Pour lukewarm cream into the bowl of a stand mixer fitted with a dough hook attachment. Sprinkle yeast and 1 tsp sugar on top of the milk. Give it a stir with a spoon and allow it to sit for 5 minutes. The mixture should be frothy after 5 minutes. If that isn't the case, start over with new yeast.
With the stand mixer running on low speed, add flour, sugar, vanilla extract, lemon zest, 2 eggs and 1 egg white. Save the egg yolk for brushing the bread before baking.
Knead for 5 minutes until a soft and only slightly sticky dough forms that pulls away from the sides of the bowl. If the dough is too sticky to handle, add a little bit more flour, start with 1 Tbsp.

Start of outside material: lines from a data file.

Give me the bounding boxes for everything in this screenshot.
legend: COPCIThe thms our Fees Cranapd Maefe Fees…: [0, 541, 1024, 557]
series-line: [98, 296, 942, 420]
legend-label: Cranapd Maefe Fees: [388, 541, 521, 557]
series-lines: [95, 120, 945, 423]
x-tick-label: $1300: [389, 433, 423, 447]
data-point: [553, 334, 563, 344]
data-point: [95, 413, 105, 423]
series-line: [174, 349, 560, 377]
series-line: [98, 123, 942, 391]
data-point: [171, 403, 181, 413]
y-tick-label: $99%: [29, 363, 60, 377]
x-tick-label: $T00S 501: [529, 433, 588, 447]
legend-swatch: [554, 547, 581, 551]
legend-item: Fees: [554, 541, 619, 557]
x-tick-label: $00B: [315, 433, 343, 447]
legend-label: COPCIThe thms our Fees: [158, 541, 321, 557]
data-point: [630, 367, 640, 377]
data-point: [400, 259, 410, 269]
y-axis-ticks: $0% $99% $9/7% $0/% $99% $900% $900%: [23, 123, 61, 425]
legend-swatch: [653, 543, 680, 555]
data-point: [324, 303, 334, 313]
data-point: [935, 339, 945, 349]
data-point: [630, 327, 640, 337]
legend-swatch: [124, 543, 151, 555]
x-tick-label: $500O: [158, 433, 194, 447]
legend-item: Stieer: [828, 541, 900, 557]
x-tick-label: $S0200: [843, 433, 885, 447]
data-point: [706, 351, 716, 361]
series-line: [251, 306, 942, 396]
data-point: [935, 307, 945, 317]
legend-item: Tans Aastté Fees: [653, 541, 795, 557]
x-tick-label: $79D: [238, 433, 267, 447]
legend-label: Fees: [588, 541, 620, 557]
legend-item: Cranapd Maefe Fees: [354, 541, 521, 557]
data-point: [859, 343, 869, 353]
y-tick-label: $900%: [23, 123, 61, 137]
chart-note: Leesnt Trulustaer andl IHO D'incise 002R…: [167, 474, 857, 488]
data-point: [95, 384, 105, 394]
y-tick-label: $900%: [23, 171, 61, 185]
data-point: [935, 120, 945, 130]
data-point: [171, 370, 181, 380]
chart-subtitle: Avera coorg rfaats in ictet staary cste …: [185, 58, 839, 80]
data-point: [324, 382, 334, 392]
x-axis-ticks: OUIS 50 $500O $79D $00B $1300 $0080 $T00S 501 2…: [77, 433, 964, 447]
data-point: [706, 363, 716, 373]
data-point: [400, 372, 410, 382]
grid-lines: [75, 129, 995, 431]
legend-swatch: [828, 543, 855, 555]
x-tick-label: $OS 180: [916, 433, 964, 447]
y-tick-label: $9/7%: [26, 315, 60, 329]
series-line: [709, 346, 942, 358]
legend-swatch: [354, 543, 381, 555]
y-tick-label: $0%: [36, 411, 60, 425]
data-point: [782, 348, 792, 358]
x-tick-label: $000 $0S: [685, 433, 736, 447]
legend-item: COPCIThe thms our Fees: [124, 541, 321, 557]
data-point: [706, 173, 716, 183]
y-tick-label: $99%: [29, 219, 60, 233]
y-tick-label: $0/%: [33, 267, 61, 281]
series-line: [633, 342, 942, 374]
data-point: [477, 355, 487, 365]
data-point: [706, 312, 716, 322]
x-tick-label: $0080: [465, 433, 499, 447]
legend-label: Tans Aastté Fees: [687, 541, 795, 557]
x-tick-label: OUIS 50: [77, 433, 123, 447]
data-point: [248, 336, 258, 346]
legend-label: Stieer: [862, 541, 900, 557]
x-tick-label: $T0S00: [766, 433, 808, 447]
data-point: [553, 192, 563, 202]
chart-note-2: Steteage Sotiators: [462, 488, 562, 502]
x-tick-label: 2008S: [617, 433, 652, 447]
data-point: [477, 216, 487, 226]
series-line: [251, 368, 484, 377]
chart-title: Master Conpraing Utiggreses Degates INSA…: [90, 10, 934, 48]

Form the dough into a ball and place it in a greased bowl. Turn the dough to coat all sides and cover the bowl with plastic wrap. Place the bowl in a warm environment to rise until doubled, about 1–2 hours.
Once the dough has doubled in size, turn it out onto a lightly floured surface. Shortly, knead the dough to release the air bubbles. Divide the dough into 4 equal pieces and shape each of them into a 12-inch-long rope. Grease a baking pan (or line it with parchment paper) and place the ropes side by side.
Punch the upper ends of the ropes together. You have rope 1,2,3 and 4. We start with rope 4 and place it over rope 3, under rope 2 and over rope 1. Now you repeat this with rope 3: Over rope 2, under rope 1 and over rope 4. Repeat this process until all the ropes are braided together. Punch the ends of the bread together.
Cover the bread with cling film and let it rise in a warm environment while you preheat the oven to 350°F (177°C).
Combine the remaining egg yolk and 2 tbsp heavy cream and brush the bread with it. Bake it for 25 minutes or until golden brown. Transfer the bread to a cooling rack.